Илюшин замолчал. Бабкин придвинул салфетку и изобразил машину и рядом с ней двух человечков. Маша бездумно следила за движениями карандашного грифеля, штриховавшего дорогу, и вдруг ее охватило волнение.

– Сережа!

– М-м?

– Сережа!

Бабкин оторвался от рисунка.

– Ась?

– Как был похищен ваш старик?

– Я же тебе рассказывал.

– Нет, ты мне не рассказывал. Ты только говорил, что он пропал.

– У нас единственный свидетель, и тот мальчишка. Правда, дельный пацаненок. Он сказал, что видел, как старику на дороге стало плохо, и его посадила в машину женщина-врач. А что?

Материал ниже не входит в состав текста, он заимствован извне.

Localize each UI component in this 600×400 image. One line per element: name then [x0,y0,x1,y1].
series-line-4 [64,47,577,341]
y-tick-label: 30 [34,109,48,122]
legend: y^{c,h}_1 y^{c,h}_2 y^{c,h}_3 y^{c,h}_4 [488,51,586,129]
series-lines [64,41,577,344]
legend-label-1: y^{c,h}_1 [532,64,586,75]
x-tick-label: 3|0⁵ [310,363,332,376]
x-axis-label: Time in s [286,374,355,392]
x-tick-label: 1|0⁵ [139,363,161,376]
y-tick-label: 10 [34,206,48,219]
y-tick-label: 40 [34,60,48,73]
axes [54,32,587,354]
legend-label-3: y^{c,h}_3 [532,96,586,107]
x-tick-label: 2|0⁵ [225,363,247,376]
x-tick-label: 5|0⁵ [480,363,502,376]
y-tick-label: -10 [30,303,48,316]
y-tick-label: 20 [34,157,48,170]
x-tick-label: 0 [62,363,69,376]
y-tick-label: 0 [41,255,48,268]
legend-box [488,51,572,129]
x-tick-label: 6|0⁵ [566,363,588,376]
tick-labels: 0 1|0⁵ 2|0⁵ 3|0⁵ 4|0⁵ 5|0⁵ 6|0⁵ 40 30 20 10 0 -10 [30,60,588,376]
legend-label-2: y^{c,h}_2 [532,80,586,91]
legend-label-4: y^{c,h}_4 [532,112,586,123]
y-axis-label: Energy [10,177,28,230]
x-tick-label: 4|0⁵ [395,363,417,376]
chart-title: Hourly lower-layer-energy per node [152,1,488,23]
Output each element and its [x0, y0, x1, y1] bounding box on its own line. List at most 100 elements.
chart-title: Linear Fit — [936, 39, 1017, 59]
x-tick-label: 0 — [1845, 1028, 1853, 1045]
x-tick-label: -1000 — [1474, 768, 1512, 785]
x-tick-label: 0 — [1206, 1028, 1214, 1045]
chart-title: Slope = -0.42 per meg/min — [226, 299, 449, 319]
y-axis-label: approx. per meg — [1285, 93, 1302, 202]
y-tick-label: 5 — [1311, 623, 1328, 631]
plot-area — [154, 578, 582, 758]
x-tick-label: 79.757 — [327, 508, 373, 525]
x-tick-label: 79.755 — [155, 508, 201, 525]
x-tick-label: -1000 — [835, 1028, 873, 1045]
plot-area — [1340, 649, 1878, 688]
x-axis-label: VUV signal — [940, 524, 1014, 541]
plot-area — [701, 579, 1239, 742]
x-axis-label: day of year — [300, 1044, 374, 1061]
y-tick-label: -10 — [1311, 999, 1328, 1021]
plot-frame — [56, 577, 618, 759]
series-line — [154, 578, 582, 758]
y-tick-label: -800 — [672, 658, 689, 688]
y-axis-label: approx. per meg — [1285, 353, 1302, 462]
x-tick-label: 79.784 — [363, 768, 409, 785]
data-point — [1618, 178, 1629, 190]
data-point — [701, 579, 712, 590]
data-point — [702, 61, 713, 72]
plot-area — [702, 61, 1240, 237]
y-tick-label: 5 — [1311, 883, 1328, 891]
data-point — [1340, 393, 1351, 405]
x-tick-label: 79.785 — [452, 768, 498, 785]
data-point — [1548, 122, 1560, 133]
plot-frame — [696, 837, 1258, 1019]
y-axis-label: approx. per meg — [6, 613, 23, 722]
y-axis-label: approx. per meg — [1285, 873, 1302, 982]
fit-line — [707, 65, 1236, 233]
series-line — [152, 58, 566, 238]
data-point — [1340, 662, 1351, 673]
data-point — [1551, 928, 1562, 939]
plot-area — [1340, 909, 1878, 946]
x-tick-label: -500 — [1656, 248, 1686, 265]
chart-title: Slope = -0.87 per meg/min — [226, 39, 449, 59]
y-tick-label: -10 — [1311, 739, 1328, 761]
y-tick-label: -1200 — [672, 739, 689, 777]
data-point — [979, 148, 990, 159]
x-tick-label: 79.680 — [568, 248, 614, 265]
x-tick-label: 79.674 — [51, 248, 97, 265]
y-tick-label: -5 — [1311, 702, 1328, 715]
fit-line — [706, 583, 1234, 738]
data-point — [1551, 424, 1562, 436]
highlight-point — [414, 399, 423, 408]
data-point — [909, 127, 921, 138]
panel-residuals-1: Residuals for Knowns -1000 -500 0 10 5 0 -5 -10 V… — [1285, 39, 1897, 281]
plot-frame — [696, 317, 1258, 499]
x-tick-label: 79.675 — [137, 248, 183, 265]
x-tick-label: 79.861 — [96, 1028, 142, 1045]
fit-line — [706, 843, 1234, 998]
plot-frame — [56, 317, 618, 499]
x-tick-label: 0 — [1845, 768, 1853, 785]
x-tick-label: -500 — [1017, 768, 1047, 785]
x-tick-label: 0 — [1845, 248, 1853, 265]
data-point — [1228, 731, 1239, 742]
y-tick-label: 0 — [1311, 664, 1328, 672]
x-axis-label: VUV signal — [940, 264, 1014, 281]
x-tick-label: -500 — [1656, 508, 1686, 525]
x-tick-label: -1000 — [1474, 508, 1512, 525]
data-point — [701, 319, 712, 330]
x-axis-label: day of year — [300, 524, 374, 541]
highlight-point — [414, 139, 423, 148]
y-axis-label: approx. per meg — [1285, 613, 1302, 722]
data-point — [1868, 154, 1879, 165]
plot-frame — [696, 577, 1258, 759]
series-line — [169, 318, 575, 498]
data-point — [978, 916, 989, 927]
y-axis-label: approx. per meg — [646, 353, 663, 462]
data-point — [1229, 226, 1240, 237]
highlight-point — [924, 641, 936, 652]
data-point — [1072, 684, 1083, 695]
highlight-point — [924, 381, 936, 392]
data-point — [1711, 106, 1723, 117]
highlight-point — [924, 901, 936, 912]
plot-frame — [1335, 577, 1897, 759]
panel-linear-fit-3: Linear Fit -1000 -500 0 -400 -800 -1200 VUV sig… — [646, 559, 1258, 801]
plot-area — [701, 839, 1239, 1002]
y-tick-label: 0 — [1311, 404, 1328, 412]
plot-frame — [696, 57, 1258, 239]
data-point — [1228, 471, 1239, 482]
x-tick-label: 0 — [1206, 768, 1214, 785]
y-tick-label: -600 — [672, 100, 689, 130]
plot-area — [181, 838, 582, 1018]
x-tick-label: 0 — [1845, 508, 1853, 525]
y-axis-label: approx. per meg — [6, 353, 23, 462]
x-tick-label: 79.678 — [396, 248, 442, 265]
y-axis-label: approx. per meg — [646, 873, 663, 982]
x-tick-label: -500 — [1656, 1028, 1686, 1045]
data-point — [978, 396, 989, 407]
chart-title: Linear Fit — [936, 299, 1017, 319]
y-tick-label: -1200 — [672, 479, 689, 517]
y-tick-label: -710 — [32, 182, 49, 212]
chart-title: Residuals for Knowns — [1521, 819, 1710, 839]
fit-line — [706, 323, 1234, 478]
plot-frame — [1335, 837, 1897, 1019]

Маша потерла переносицу. Макар перестал в задумчивости постукивать чайной ложечкой по столу и насторожился.

– Маша?

Она взглянула на друзей.

– У Одинцовой есть детектив, «Беги или умри». Написан лет десять назад, если не больше. У героини похищают пожилого отца. Так вот, для похищения используется следующая схема: на вполне оживленной улице к старику подходит женщина в белом халате, якобы спросить дорогу. В руке у нее зажат шприц. Пока он отвечает, она быстро, притворяясь, что просто дотрагивается до его плеча, делает ему укол. Старик моментально теряет сознание. Она подхватывает его и тащит к машине. Никто не обращает на это внимания, потому что на лобовом стекле пропуск с красным крестом, а сама она в белом халате. Для окружающих все выглядит как врачебная помощь.